Je suis par hasard passé dans un squat abandonné la semaine dernière. Des débris crasseux jonchaient le sol. J’ai poussé du pied un ballot de guenilles et j’ai alors remarqué qu’un bloc à écrire dépassait de la poche d’une veste. Surmontant mon dégoût, je n’ai pas résisté à la curiosité de lire :
Monsieur le Directeur des Allocations
J’ai pas l’honneur de vous connaître, vous devez être un Monsieur très bien, alors je pense que vous comprendrez parfaitement de quoi il en retourne pour ma situation qui est très compliquée.
D’abord, je suis Français par ma mère, pas par mon père qui est Vietnamien mais en fait il a pas fait la guerre du Vietnam, c’est juste un marin que ma mère a connu quand elle servait dans un bar à Marseille. Moi, je suis né à Périgueux où c’est qu’elle avait travaillé en 1977 quand elle avait rencontré le plombier italien qui est devenu mon beau-père.
Ah, je sais bien, Monsieur le Directeur, si je commence comme ça, on va jamais y arriver, mais je ne savais pas par où commencer, vous voyez, même mon état civil, il y a de quoi s’y perdre, alors les allocations...Excusez-moi, je vais recommencer ma lettre.
Monsieur le Directeur des Allocations
Excusez-moi, je ne sais pas si on doit vous appeler directeur, je ne suis jamais allé à votre bureau. Quand j’arrive dans le bâtiment, chaque fois, il y a une dame pas aimable qui me répond que vous êtes en réunion. Je comprends que vous devez être très occupé et que je vous fais perdre un temps précieux. C’est pas comme moi vous savez, parce que moi, j’ai tout mon temps puisque je suis au chômage. C’est pas que je ne veux pas travailler, notez, mais quand vous vous présentez pour un travail, vaut mieux avoir une chemise blanche et une cravate, hein, pas une veste mitée comme la mienne.
A propos, dites-voir, à tout hasard, vous en auriez pas un pour moi, un emploi, vous qui êtes un homme important ? Oh, excusez-moi, c’est sans malice, vous avez le droit de refuser. Avec tout ça, j’ai oublié ce que je voulais vous demander. Je vous salue très respectueusement.
Monsieur le Directeur des Allocations
Je vous écris pour vous donner de mes nouvelles qui ne sont pas bonnes. J’ai mal aux dents et j’ai pas d’argent pour payer le dentiste, vu que j’ai pas encore touché ma pension. Peut-être que le mandat est à la Poste, je ne sais pas, le facteur ne passe pas souvent et les jeunes ont démoli les boîtes aux lettres de l’immeuble.
Enfin, je voulais dire, c’est pas pour donner des nouvelles que j’écris, en vrai c’est que ma copine elle est enceinte. Je crois qu’elle est enceinte parce qu’elle a beaucoup grossi . Remarquez, elle ne mange que des pizzas congelées et du coca, je le lui ai bien dit que ça fait grossir.

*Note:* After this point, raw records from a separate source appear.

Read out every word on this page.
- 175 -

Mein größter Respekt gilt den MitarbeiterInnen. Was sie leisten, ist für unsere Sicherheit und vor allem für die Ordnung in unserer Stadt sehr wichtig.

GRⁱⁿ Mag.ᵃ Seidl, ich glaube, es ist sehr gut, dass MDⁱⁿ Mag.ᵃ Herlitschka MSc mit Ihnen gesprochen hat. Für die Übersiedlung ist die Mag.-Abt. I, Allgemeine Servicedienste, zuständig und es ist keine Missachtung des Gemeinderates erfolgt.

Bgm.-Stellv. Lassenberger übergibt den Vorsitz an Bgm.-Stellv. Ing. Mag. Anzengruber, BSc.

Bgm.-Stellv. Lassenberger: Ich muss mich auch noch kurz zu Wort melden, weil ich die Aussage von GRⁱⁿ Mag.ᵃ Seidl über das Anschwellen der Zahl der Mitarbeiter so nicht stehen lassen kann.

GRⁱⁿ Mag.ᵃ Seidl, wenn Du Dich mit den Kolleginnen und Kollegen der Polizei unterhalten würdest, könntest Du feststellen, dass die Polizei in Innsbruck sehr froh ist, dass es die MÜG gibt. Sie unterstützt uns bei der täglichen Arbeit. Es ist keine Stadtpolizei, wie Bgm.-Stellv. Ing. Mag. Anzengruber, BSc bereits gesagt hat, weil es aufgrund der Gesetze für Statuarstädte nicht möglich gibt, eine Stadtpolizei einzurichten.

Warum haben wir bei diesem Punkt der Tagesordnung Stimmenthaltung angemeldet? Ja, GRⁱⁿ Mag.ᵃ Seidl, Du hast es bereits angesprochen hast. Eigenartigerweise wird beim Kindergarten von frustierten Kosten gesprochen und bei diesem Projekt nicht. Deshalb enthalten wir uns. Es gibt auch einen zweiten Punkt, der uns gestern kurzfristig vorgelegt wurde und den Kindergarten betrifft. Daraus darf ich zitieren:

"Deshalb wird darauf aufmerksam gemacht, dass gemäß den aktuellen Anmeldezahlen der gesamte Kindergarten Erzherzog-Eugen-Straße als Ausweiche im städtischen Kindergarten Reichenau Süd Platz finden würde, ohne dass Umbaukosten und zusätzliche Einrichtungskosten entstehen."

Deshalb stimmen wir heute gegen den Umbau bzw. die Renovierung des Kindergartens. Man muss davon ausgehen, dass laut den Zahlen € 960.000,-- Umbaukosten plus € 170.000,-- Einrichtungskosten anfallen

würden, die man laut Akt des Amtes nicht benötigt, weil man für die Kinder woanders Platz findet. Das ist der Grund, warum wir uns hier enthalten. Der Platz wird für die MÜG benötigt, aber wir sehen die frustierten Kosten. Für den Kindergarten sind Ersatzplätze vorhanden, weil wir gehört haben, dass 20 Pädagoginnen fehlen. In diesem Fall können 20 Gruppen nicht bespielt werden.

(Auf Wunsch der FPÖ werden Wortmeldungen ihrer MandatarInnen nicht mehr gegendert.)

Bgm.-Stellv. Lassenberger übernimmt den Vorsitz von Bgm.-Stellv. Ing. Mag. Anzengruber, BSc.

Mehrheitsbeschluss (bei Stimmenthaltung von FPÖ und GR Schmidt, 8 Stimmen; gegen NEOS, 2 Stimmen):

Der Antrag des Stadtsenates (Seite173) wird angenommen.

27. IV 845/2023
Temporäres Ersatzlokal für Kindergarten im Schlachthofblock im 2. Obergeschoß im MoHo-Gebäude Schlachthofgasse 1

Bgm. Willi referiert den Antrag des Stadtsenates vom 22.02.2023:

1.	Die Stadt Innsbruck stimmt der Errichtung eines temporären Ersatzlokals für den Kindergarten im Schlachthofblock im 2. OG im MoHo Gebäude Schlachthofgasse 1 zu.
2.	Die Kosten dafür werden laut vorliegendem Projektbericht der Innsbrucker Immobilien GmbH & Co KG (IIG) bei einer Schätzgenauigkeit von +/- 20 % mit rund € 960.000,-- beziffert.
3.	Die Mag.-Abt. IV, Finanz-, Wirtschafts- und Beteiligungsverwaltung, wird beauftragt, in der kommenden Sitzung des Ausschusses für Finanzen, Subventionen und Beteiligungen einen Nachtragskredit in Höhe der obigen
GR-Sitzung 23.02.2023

Elle est peut-être grosse, je veux dire enceinte, mais elle est peut-être simplement grosse, faudrait faire un test. Est-ce qu’il n’est pas trop tard pour demander les allocations familiales ?
Ici, l’ écriture est nettement différente, sans doute notre auteur a-t-il sollicité l’aide d’un copain lettré.
Direction des Allocations
Monsieur,
Pardonnez mon outrecuidance de m’adresser à vous plutôt qu’à l’un de vos subalternes (je gage que vous avez des subalternes, bien sûr, n’est-ce pas, dans l’administration). Pardonnez moi donc, Monsieur le Directeur, si je vous importune, mais je sais que je parle à une oreille diligente et que vous aurez la compétence requise par votre haute fonction pour démêler l’imbroglio où je me trouve contre mon gré littéralement ligoté .
Sachez-le, Monsieur le Directeur, il n’est pas dans mes habitudes d’agir avec légèreté et si j’ai pris le risque de vous agacer (et forcément, je vous agace un peu, je le sens et je le comprends) c’est que le problème que je viens vous exposer est d’une extrême gravité.
Le texte précédent a été raturé, et la page est très chiffonnée. Ce qui suit est difficilement lisible, de grosses taches brunâtres émaillent la page.
Putain, comprenez-moi, Monsieur, même si vous êtes pas le Directeur, comprenez-moi, putain. J’ai rien fait pour que vous me laissiez tomber, j’ai rien fait, je vous jure. Alors, répondez-moi, putain, dites moi au moins pourquoi vous répondez pas à mes lettres ; ça fait au moins 10 fois que je vous écris, putain, vous savez pas lire ou quoi ? un mec qui est à la place que vous êtes, forcément, il sait lire, même que vous deviez être sacrément bon à l’école. Putain, oui, sacrément bon.